Learn on toy dataset

wass.fit_generator( generator(batch_size,(img_size,img_size,1),frac=frac_value),
                steps_per_epoch=steps_per_epoch// batch_size,
                epochs=epochs,verbose=1)
/home/thibaut.boissin/envs/tf24/lib/python3.7/site-packages/tensorflow/python/keras/engine/training.py:1844: UserWarning: `Model.fit_generator` is deprecated and will be removed in a future version.

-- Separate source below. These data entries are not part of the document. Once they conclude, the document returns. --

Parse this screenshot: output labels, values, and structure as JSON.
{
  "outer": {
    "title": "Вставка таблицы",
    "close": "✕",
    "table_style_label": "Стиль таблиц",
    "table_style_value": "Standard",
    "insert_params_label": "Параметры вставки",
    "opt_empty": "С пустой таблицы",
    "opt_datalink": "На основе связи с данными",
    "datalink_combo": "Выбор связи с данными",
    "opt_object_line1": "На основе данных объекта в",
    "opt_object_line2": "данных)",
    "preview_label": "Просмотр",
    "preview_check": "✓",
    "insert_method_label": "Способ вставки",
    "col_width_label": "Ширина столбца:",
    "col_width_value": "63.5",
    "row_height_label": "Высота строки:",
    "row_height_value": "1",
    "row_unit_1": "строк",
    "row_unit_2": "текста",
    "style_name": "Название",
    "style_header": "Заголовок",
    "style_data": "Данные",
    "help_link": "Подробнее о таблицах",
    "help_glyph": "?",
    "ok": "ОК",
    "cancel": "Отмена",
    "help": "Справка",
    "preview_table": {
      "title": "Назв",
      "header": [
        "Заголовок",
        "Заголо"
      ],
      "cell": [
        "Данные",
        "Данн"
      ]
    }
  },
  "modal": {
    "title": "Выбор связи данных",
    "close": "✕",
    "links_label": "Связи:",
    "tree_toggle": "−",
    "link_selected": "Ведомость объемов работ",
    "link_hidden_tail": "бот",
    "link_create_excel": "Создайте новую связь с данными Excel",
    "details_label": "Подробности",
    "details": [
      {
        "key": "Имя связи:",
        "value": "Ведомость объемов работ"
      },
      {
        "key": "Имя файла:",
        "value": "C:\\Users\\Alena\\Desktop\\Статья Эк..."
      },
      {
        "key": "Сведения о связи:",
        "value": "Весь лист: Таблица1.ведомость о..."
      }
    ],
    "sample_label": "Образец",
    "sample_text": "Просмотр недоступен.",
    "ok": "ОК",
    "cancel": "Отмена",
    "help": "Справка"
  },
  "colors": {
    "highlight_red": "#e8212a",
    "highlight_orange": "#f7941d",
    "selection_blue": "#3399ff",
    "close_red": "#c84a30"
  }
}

Please use `Model.fit`, which supports generators.
  warnings.warn('`Model.fit_generator` is deprecated and '
2021-09-08 18:20:39.823710: I tensorflow/compiler/mlir/mlir_graph_optimization_pass.cc:116] None of the MLIR optimization passes are enabled (registered 2)
2021-09-08 18:20:39.842379: I tensorflow/core/platform/profile_utils/cpu_utils.cc:112] CPU Frequency: 3600000000 Hz

Epoch 1/5
100/100 [==============================] - 6s 50ms/step - loss: -24.9882 - KR: 24.9882
Epoch 2/5
100/100 [==============================] - 5s 49ms/step - loss: -34.9959 - KR: 34.9959
Epoch 3/5
100/100 [==============================] - 5s 49ms/step - loss: -34.9964 - KR: 34.9964
Epoch 4/5
100/100 [==============================] - 5s 50ms/step - loss: -34.9961 - KR: 34.9961
Epoch 5/5
100/100 [==============================] - 5s 50ms/step - loss: -34.9957 - KR: 34.9957

<tensorflow.python.keras.callbacks.History at 0x7f6a6b73cfd0>

As we can see the loss converge to the value 35 which is the wasserstein distance between the two distributions (square and non-square).